Nashiruddin Al-Bani melanjutkan saya
berpendapat, peribadahan seperti itulah yang cenderung dikatakan berlebihan,
sangat tepat bagi pelakunya untuk tidak menjaga ingatannya meski Allah anugerahkan
untuk dimanfaatkan, diantaranya untuk menjaga ketepatan periwayatan hadits dan
menghafalnya.
(Nashiruddin Al-Bani: 1999)
BAB 4
PENUTUP
4.1 Kesimpulan
1.
Kata syadz
secara bahasa adalah kata benda yang berbentuk isim fa’il yang berarti “sesuatu yang menyendiri”. Adapun secara istilah,
menurut Ibnu Hajar, hadits syadz
adalah “hadits yang diriwayatkan oleh perawi yang terpercaya yang bertentangan
dengan perawi yang lebih terpercaya”. Hadits syadz adalah hadits yang diriwayatkan
oleh perawi maqbul dalam keadaan
menyimpang dari perawi lain yang lebih kuat darinya.
2.
Munkar
menurut bahasa adalah isim maf’ul dari kata al-inkaar, lawan dari
kata al-iqraar. Pertama : yaitu sebuah hadits dengan perawi tunggal yang banyak
kesalahan atau kelalaiannya, atau nampak kefasiqannya atau lemah ke-tsiqahannya.
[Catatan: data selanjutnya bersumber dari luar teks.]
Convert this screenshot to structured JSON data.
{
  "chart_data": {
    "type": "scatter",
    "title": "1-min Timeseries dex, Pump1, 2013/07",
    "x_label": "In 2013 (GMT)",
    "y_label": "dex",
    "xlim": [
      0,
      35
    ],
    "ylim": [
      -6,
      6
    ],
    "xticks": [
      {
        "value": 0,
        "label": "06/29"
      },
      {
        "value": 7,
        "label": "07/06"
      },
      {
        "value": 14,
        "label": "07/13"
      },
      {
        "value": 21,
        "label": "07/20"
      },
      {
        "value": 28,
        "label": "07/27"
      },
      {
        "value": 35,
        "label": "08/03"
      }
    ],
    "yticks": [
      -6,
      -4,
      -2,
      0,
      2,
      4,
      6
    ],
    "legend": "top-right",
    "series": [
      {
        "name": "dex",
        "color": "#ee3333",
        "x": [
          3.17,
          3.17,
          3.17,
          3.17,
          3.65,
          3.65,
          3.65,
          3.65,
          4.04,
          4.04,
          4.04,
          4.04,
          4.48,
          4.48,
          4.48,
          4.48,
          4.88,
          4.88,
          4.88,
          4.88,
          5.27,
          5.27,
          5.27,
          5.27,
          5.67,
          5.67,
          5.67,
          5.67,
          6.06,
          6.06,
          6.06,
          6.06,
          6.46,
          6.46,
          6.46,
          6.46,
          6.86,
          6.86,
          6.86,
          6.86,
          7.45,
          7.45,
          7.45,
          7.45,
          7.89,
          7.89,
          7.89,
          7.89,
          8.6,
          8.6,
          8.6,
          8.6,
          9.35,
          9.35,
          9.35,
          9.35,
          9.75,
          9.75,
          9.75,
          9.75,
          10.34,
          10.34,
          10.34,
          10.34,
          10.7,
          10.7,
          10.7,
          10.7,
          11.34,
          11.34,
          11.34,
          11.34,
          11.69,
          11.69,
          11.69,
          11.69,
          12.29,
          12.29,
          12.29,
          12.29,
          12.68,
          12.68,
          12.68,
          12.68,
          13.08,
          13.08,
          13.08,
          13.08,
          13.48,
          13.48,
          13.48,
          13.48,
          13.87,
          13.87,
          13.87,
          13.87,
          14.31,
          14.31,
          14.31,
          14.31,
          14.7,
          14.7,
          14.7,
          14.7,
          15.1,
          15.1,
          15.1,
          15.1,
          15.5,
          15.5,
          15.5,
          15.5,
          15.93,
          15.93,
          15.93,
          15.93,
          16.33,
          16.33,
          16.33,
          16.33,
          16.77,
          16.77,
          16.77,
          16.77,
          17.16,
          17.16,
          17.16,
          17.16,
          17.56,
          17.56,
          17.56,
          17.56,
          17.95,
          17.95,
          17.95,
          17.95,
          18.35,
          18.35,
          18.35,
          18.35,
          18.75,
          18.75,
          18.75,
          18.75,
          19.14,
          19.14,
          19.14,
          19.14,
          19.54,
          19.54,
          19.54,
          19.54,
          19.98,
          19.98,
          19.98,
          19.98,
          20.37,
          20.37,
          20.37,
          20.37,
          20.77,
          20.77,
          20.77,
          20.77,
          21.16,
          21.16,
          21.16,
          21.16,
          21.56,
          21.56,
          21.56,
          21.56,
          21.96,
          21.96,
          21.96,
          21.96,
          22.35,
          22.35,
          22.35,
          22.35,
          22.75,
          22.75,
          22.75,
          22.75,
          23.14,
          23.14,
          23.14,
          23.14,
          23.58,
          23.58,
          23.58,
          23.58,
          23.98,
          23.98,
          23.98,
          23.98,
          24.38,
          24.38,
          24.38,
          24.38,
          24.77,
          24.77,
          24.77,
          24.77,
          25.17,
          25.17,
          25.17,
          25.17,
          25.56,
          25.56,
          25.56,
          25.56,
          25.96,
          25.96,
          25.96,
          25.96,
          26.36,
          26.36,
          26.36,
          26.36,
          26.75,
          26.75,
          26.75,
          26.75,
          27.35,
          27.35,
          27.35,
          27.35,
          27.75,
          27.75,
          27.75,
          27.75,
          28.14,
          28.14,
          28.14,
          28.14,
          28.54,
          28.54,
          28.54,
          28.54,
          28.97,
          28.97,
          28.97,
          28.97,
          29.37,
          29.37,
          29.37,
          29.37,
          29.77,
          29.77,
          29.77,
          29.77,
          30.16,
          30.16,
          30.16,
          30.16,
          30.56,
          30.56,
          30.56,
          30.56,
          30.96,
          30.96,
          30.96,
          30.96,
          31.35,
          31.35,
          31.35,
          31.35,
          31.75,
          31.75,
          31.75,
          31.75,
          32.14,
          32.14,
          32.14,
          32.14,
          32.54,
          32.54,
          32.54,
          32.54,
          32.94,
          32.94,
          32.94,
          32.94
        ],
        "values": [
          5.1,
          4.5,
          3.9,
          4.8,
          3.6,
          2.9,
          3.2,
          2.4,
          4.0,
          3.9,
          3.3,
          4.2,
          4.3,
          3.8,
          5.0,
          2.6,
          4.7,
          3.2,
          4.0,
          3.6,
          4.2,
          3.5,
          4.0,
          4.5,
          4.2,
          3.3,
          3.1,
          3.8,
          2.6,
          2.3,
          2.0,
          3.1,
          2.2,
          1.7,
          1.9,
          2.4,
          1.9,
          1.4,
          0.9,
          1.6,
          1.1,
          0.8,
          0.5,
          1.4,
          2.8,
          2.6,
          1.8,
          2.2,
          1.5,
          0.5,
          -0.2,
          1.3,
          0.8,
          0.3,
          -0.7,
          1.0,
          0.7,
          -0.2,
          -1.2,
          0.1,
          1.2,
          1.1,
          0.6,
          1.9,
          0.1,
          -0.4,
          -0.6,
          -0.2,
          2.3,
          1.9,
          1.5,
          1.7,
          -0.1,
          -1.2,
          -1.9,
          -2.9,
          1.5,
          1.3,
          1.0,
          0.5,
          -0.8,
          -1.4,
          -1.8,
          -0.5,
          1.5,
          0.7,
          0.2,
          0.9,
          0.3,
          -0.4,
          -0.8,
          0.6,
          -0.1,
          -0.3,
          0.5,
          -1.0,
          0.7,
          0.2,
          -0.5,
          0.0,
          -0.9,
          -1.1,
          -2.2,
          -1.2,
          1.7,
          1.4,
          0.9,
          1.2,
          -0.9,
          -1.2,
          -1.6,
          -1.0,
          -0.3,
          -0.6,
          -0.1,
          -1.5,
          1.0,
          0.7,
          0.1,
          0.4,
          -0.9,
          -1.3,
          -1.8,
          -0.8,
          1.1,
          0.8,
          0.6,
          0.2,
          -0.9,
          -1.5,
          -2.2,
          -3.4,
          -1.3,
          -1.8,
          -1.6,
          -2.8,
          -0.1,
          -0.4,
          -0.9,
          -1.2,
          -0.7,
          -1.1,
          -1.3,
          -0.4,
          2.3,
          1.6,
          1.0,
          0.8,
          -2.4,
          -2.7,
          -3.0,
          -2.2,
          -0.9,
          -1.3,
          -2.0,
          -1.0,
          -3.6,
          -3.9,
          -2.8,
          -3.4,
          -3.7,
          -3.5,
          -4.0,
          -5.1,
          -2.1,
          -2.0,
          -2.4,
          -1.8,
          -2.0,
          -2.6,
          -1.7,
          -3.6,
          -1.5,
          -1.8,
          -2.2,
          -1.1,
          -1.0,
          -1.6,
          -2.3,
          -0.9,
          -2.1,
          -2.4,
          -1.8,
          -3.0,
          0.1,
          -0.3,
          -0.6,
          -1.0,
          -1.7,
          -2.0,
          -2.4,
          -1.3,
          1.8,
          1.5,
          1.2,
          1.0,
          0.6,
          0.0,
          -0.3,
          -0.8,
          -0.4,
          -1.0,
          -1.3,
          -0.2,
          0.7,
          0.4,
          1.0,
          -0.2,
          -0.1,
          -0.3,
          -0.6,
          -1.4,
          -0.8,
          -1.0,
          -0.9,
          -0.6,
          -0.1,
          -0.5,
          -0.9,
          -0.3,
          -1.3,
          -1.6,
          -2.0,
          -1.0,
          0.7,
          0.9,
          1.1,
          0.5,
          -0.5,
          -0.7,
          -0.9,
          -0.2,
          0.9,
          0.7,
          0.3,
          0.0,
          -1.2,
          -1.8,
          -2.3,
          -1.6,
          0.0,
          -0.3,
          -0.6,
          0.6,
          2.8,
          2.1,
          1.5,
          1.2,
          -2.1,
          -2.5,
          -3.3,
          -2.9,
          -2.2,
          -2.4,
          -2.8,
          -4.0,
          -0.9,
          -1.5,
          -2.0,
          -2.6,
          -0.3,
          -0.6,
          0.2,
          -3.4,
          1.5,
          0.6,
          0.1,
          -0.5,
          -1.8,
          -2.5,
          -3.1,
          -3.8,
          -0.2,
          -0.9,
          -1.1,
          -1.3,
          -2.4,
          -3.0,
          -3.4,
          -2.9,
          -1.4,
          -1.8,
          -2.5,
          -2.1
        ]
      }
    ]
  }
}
Kedua : yaitu sebuah hadits
yang diriwayatkan oleh perawi yang lemah dan bertentangan dengan riwayat perawi
yang tsiqah. Hadits munkar yaitu hadits yang
diriwayatkan oleh perawi dha’if
(lemah) yang berbeda dengan perawi-perawi
(lain) yang tsiqat. Oleh karena itu, kriteria hadits munkar adalah
penyendirian perawi dha’if dan mukhalafah.
3. Syadz adalah hadits yang diriwayatkan perawi yang maqbul
yang bertentangan hadits yang diriwayatkan perawi yang lebih utama darinya. Munkar adalah hadits yang diriwayatkan
oleh perawi dha’if yang bertentangan dengan hadits yang diriwayatkan
oleh perawi tsiqah.
4.2
Saran
Tahap kedha`ifan
hadis berbeda mengikut
tahap berat dan
ringan kelemahan para perawi
sebagaimana hadis sahih berbeda-beda.
Antaranya dha`if, dha`if jiddan,
wahi, munkar dan yang paling
jelek ialah maudhu`. Dalam makalah
ini hanya membahas tentang hadits Syadz
dan Munkar, oleh sebab itu diharapkan
adala penulisan yang membahas secara rinci tentang hadits dha’if.